É o caso do artigo 350 do Código Eleitoral que estabelece de um a cinco anos de prisão para quem omitir documentos da prestação de contas de campanha.

Se a origem do dinheiro movimentado no caixa 2 for ilícita, também há a possibilidade de enquadrar a transação em outros crimes, como lavagem de dinheiro e corrupção.

Dessa forma, para conseguir aprovar uma anistia, os parlamentares terão que expressamente prever esse perdão no texto da nova lei - e a abrangência do texto proposto é que tem sido o foco de intenso debate e negociação nos bastidores do Congresso.

"Eles têm poder para anistiar? Têm, mas terão que ser explícitos", afirma Batini.

Reação do MPF

Na tentativa de barrar esse movimento, o procurador-geral da República, Rodrigo Janot, criou um grupo de quarenta procuradores para negociar e pressionar os parlamentares sobre esse e outros pontos do pacote de medidas anticorrupção.

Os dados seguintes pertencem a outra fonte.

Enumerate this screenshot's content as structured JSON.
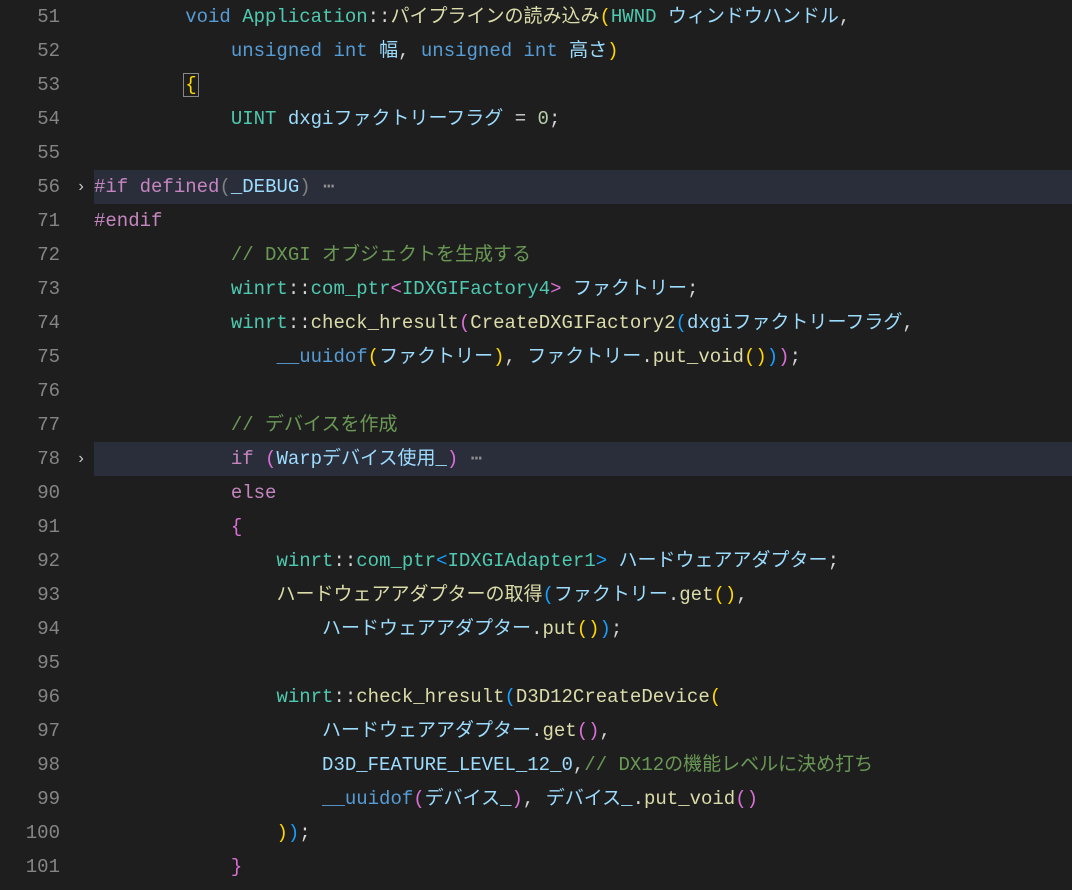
{
  "gutter": [
    "51",
    "52",
    "53",
    "54",
    "55",
    "56",
    "71",
    "72",
    "73",
    "74",
    "75",
    "76",
    "77",
    "78",
    "90",
    "91",
    "92",
    "93",
    "94",
    "95",
    "96",
    "97",
    "98",
    "99",
    "100",
    "101"
  ],
  "fold": [
    "",
    "",
    "",
    "",
    "",
    "›",
    "",
    "",
    "",
    "",
    "",
    "",
    "",
    "›",
    "",
    "",
    "",
    "",
    "",
    "",
    "",
    "",
    "",
    "",
    "",
    ""
  ],
  "rows": {
    "r0": [
      {
        "t": "        ",
        "c": "pun"
      },
      {
        "t": "void",
        "c": "kw"
      },
      {
        "t": " ",
        "c": "pun"
      },
      {
        "t": "Application",
        "c": "cls"
      },
      {
        "t": "::",
        "c": "pun"
      },
      {
        "t": "パイプラインの読み込み",
        "c": "fn"
      },
      {
        "t": "(",
        "c": "brc-y"
      },
      {
        "t": "HWND",
        "c": "type"
      },
      {
        "t": " ",
        "c": "pun"
      },
      {
        "t": "ウィンドウハンドル",
        "c": "ident"
      },
      {
        "t": ",",
        "c": "pun"
      }
    ],
    "r1": [
      {
        "t": "            ",
        "c": "pun"
      },
      {
        "t": "unsigned",
        "c": "kw"
      },
      {
        "t": " ",
        "c": "pun"
      },
      {
        "t": "int",
        "c": "kw"
      },
      {
        "t": " ",
        "c": "pun"
      },
      {
        "t": "幅",
        "c": "ident"
      },
      {
        "t": ", ",
        "c": "pun"
      },
      {
        "t": "unsigned",
        "c": "kw"
      },
      {
        "t": " ",
        "c": "pun"
      },
      {
        "t": "int",
        "c": "kw"
      },
      {
        "t": " ",
        "c": "pun"
      },
      {
        "t": "高さ",
        "c": "ident"
      },
      {
        "t": ")",
        "c": "brc-y"
      }
    ],
    "r2": [
      {
        "t": "        ",
        "c": "pun"
      },
      {
        "t": "{",
        "c": "brc-y cursorbrace"
      }
    ],
    "r3": [
      {
        "t": "            ",
        "c": "pun"
      },
      {
        "t": "UINT",
        "c": "type"
      },
      {
        "t": " ",
        "c": "pun"
      },
      {
        "t": "dxgiファクトリーフラグ",
        "c": "ident"
      },
      {
        "t": " = ",
        "c": "pun"
      },
      {
        "t": "0",
        "c": "num"
      },
      {
        "t": ";",
        "c": "pun"
      }
    ],
    "r4": [
      {
        "t": "",
        "c": "pun"
      }
    ],
    "r5": [
      {
        "t": "#if",
        "c": "kw2"
      },
      {
        "t": " ",
        "c": "pun"
      },
      {
        "t": "defined",
        "c": "kw2"
      },
      {
        "t": "(",
        "c": "grey"
      },
      {
        "t": "_DEBUG",
        "c": "ident"
      },
      {
        "t": ")",
        "c": "grey"
      },
      {
        "t": " ⋯",
        "c": "dots"
      }
    ],
    "r6": [
      {
        "t": "#endif",
        "c": "kw2"
      }
    ],
    "r7": [
      {
        "t": "            ",
        "c": "pun"
      },
      {
        "t": "// DXGI オブジェクトを生成する",
        "c": "cmt"
      }
    ],
    "r8": [
      {
        "t": "            ",
        "c": "pun"
      },
      {
        "t": "winrt",
        "c": "cls"
      },
      {
        "t": "::",
        "c": "pun"
      },
      {
        "t": "com_ptr",
        "c": "cls"
      },
      {
        "t": "<",
        "c": "brc-p"
      },
      {
        "t": "IDXGIFactory4",
        "c": "type"
      },
      {
        "t": ">",
        "c": "brc-p"
      },
      {
        "t": " ",
        "c": "pun"
      },
      {
        "t": "ファクトリー",
        "c": "ident"
      },
      {
        "t": ";",
        "c": "pun"
      }
    ],
    "r9": [
      {
        "t": "            ",
        "c": "pun"
      },
      {
        "t": "winrt",
        "c": "cls"
      },
      {
        "t": "::",
        "c": "pun"
      },
      {
        "t": "check_hresult",
        "c": "fn"
      },
      {
        "t": "(",
        "c": "brc-p"
      },
      {
        "t": "CreateDXGIFactory2",
        "c": "fn"
      },
      {
        "t": "(",
        "c": "brc-b"
      },
      {
        "t": "dxgiファクトリーフラグ",
        "c": "ident"
      },
      {
        "t": ",",
        "c": "pun"
      }
    ],
    "r10": [
      {
        "t": "                ",
        "c": "pun"
      },
      {
        "t": "__uuidof",
        "c": "mac"
      },
      {
        "t": "(",
        "c": "brc-y"
      },
      {
        "t": "ファクトリー",
        "c": "ident"
      },
      {
        "t": ")",
        "c": "brc-y"
      },
      {
        "t": ", ",
        "c": "pun"
      },
      {
        "t": "ファクトリー",
        "c": "ident"
      },
      {
        "t": ".",
        "c": "pun"
      },
      {
        "t": "put_void",
        "c": "fn"
      },
      {
        "t": "(",
        "c": "brc-y"
      },
      {
        "t": ")",
        "c": "brc-y"
      },
      {
        "t": ")",
        "c": "brc-b"
      },
      {
        "t": ")",
        "c": "brc-p"
      },
      {
        "t": ";",
        "c": "pun"
      }
    ],
    "r11": [
      {
        "t": "",
        "c": "pun"
      }
    ],
    "r12": [
      {
        "t": "            ",
        "c": "pun"
      },
      {
        "t": "// デバイスを作成",
        "c": "cmt"
      }
    ],
    "r13": [
      {
        "t": "            ",
        "c": "pun"
      },
      {
        "t": "if",
        "c": "kw2"
      },
      {
        "t": " ",
        "c": "pun"
      },
      {
        "t": "(",
        "c": "brc-p"
      },
      {
        "t": "Warpデバイス使用_",
        "c": "ident"
      },
      {
        "t": ")",
        "c": "brc-p"
      },
      {
        "t": " ⋯",
        "c": "dots"
      }
    ],
    "r14": [
      {
        "t": "            ",
        "c": "pun"
      },
      {
        "t": "else",
        "c": "kw2"
      }
    ],
    "r15": [
      {
        "t": "            ",
        "c": "pun"
      },
      {
        "t": "{",
        "c": "brc-p"
      }
    ],
    "r16": [
      {
        "t": "                ",
        "c": "pun"
      },
      {
        "t": "winrt",
        "c": "cls"
      },
      {
        "t": "::",
        "c": "pun"
      },
      {
        "t": "com_ptr",
        "c": "cls"
      },
      {
        "t": "<",
        "c": "brc-b"
      },
      {
        "t": "IDXGIAdapter1",
        "c": "type"
      },
      {
        "t": ">",
        "c": "brc-b"
      },
      {
        "t": " ",
        "c": "pun"
      },
      {
        "t": "ハードウェアアダプター",
        "c": "ident"
      },
      {
        "t": ";",
        "c": "pun"
      }
    ],
    "r17": [
      {
        "t": "                ",
        "c": "pun"
      },
      {
        "t": "ハードウェアアダプターの取得",
        "c": "fn"
      },
      {
        "t": "(",
        "c": "brc-b"
      },
      {
        "t": "ファクトリー",
        "c": "ident"
      },
      {
        "t": ".",
        "c": "pun"
      },
      {
        "t": "get",
        "c": "fn"
      },
      {
        "t": "(",
        "c": "brc-y"
      },
      {
        "t": ")",
        "c": "brc-y"
      },
      {
        "t": ",",
        "c": "pun"
      }
    ],
    "r18": [
      {
        "t": "                    ",
        "c": "pun"
      },
      {
        "t": "ハードウェアアダプター",
        "c": "ident"
      },
      {
        "t": ".",
        "c": "pun"
      },
      {
        "t": "put",
        "c": "fn"
      },
      {
        "t": "(",
        "c": "brc-y"
      },
      {
        "t": ")",
        "c": "brc-y"
      },
      {
        "t": ")",
        "c": "brc-b"
      },
      {
        "t": ";",
        "c": "pun"
      }
    ],
    "r19": [
      {
        "t": "",
        "c": "pun"
      }
    ],
    "r20": [
      {
        "t": "                ",
        "c": "pun"
      },
      {
        "t": "winrt",
        "c": "cls"
      },
      {
        "t": "::",
        "c": "pun"
      },
      {
        "t": "check_hresult",
        "c": "fn"
      },
      {
        "t": "(",
        "c": "brc-b"
      },
      {
        "t": "D3D12CreateDevice",
        "c": "fn"
      },
      {
        "t": "(",
        "c": "brc-y"
      }
    ],
    "r21": [
      {
        "t": "                    ",
        "c": "pun"
      },
      {
        "t": "ハードウェアアダプター",
        "c": "ident"
      },
      {
        "t": ".",
        "c": "pun"
      },
      {
        "t": "get",
        "c": "fn"
      },
      {
        "t": "(",
        "c": "brc-p"
      },
      {
        "t": ")",
        "c": "brc-p"
      },
      {
        "t": ",",
        "c": "pun"
      }
    ],
    "r22": [
      {
        "t": "                    ",
        "c": "pun"
      },
      {
        "t": "D3D_FEATURE_LEVEL_12_0",
        "c": "ident"
      },
      {
        "t": ",",
        "c": "pun"
      },
      {
        "t": "// DX12の機能レベルに決め打ち",
        "c": "cmt"
      }
    ],
    "r23": [
      {
        "t": "                    ",
        "c": "pun"
      },
      {
        "t": "__uuidof",
        "c": "mac"
      },
      {
        "t": "(",
        "c": "brc-p"
      },
      {
        "t": "デバイス_",
        "c": "ident"
      },
      {
        "t": ")",
        "c": "brc-p"
      },
      {
        "t": ", ",
        "c": "pun"
      },
      {
        "t": "デバイス_",
        "c": "ident"
      },
      {
        "t": ".",
        "c": "pun"
      },
      {
        "t": "put_void",
        "c": "fn"
      },
      {
        "t": "(",
        "c": "brc-p"
      },
      {
        "t": ")",
        "c": "brc-p"
      }
    ],
    "r24": [
      {
        "t": "                ",
        "c": "pun"
      },
      {
        "t": ")",
        "c": "brc-y"
      },
      {
        "t": ")",
        "c": "brc-b"
      },
      {
        "t": ";",
        "c": "pun"
      }
    ],
    "r25": [
      {
        "t": "            ",
        "c": "pun"
      },
      {
        "t": "}",
        "c": "brc-p"
      }
    ]
  },
  "highlight_rows": [
    5,
    13
  ]
}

"Nossa preocupação é com esses crimes correlatos (ao caixa 2, como lavagem de dinheiro e corrupção). A posição que se defende é que os crimes correlatos continuem a ser julgados de acordo com a legislação vigente à época que eles ocorreram", disse à BBC Brasil o subprocurador-geral da República Nicolao Dino, um dos integrantes do grupo.

"Não se pode, a pretexto de criminalizar o caixa 2, fazer lateralmente a aprovação de uma medida que acabe por anistiar os crimes correlatos. Isso configuraria um retrocesso e essa é uma das preocupações do grupo de trabalho que foi constituído", acrescentou Dino.

Caso a anistia seja aprovada, é possível que a nova lei seja questionada no Supremo Tribunal Federal, observa a professora da FGV.

"Se o Congresso vota uma anistia nessa situação, ele está legislando em causa própria, então você poderia questionar a constitucionalidade de lei, se ela fere o princípio da razoabilidade. Mas essa situação é inédita no Brasil, não dá nem para imaginar o que viria disso", disse Batini.

Quem está por trás da tentativa de anistia?

Parlamentares contrários à anistia do caixa 2, como deputados do PSOL e Rede, acusam os líderes dos principais partidos (PMDB, PSDB, PT, DEM, entre outros) de estarem por trás dessa articulação. Oficialmente, porém, essas legendas dizem que não têm posição fechada sobre a questão.

Em setembro, quando houve uma primeira tentativa de aprovar o perdão, um dos homens fortes do governo Michel Temer, o ministro da Secretaria de Governo, Geddel Vieira Lima, chegou a defender a medida em entrevista ao jornal O Globo.

"Se pede isso (criminalizar o caixa 2), é lícito supor que caixa 2 não é crime. Se não é crime, é importante estabelecer penalidades aos que infringirem a lei. Agora, quem foi beneficiado no passado, quando não era crime, não pode ser penalizado", afirmou.

"Esse debate tem que ser feito sem medo, sem preconceito, sem patrulha e sem histeria. (...) Não trataria como anistia porque anistia serve a quem cometeu um crime. No caso do caixa dois, se não tem crime, não tem anistia", disse ainda na ocasião.

Hoje, Geddel está enfraquecido com a revelação de que teria pressionado o Ministério da Cultura para liberar a construção de um prédio de 30 andares em região histórica de Salvador, empreendimento no qual comprou um apartamento. A repercussão negativa do episódio, revelado neste sábado, cria um ambiente menos favorável à aprovação da anistia.

"O espectro que ronda essa decisão (de anistiar o caixa 2) é a delação da Odebrecht, que pode pegar todos os grandes partidos, os médios e até parte dos pequenos. Há quase uma unanimidade (a favor da anistia), mas vamos resistir. A nossa salvação é a opinião pública, a reação da sociedade", afirmou o deputado Chico Alencar (PSOL-RJ).